Since the charge is defined as
$$ Q = \int \!\!\text{d}^3x\;j^0(x^\mu) $$
it will no longer depend on $x^i$ after the integration. Therefore $[Q,P^i]=0$. As for $\mu=0$:
$$ \begin{align} [Q,P^0]f &= QP^0f-P^0Qf\\ &= \text{i}Q\frac{\partial f}{\partial t} - \text{i}\frac{\partial}{\partial t} (Qf)\\ &= \text{i}Q\frac{\partial f}{\partial t} - \text{i}\frac{\partial Q}{\partial t} f - \text{i}Q\frac{\partial f}{\partial t}\\ &= - \text{i}\frac{\partial Q}{\partial t} f \\ &= -\text{i}\int\!\!\text{d}^3x\;\frac{\partial j^0(x)}{\partial t}\;\cdot f\qquad(\text{use }\partial_\mu j^\mu=0)\\ &= -\text{i}\int\!\!\text{d}^3x\;\vec\nabla\vec j\;\cdot f\\ &= -\text{i}\int _{\partial V} \text{d}^2\vec A\; \vec j\;\cdot f\\ &\propto j(x) \text{ at the boundary} \to 0 \end{align}$$
The charge of any particle, or any charged object, does not depend on its position, where it is placed. That's what translation invariance means. Indeed, it would be a strange world if for a given object the value of its charge changes as we move around the room.

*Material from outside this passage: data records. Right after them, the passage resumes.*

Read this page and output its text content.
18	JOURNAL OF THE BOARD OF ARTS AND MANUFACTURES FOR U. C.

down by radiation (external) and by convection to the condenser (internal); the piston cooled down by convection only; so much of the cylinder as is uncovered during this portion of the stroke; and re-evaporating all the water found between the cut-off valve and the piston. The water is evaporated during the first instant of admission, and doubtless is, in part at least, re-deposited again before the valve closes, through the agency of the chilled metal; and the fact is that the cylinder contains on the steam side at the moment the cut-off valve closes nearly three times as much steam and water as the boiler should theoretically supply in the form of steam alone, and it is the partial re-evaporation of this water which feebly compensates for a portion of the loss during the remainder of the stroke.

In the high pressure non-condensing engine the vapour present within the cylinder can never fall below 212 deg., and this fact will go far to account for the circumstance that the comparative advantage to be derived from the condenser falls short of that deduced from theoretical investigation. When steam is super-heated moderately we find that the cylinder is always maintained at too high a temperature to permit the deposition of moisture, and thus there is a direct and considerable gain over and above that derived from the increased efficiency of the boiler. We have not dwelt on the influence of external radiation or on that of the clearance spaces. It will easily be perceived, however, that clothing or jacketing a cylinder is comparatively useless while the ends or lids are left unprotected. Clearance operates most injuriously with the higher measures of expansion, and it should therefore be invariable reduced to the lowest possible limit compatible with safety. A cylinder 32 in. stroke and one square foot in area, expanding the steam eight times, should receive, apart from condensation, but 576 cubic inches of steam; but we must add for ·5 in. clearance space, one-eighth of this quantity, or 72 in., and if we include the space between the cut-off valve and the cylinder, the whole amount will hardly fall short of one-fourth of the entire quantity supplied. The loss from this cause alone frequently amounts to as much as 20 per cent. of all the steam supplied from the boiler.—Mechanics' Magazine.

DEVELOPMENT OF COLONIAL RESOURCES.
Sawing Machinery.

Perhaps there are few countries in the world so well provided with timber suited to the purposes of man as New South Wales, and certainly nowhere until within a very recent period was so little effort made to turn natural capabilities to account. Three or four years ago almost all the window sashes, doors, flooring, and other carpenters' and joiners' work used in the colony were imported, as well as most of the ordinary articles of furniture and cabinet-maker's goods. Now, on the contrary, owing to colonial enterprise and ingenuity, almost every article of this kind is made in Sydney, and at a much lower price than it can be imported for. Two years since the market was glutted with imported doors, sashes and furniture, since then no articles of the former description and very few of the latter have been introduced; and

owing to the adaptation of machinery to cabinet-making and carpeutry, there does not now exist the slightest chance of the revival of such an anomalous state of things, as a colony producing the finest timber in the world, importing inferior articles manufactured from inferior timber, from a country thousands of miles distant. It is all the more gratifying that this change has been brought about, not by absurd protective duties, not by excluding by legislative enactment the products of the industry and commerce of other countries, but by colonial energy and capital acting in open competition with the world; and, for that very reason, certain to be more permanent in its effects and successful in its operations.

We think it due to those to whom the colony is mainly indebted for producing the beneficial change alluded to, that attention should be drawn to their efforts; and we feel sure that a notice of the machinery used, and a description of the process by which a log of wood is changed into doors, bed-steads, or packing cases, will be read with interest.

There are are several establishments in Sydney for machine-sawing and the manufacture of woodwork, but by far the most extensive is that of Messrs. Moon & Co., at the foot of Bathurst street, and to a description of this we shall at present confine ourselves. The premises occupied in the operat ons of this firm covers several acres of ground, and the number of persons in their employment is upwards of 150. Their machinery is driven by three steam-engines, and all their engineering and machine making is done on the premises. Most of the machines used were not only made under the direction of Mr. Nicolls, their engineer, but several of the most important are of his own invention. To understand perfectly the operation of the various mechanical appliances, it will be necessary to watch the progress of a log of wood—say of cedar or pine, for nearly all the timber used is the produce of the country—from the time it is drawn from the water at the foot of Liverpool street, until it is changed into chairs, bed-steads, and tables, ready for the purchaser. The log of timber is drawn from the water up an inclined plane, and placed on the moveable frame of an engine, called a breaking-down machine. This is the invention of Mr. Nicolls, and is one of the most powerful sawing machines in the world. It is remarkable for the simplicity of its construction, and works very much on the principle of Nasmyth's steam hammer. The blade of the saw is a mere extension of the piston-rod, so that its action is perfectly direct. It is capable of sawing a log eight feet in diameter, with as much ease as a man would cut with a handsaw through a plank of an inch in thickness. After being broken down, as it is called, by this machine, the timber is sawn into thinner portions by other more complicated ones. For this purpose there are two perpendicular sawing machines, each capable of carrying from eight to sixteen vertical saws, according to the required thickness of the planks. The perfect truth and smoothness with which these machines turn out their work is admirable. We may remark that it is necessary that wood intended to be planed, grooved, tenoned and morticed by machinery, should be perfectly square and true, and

On a more abstract level, translation invariance has to do with spacetime symmetries, while charge (and its conservation) has to do with the so called internal symmetries. The two act on different spaces, in a sense they do not mix, therefore their generators have to commute.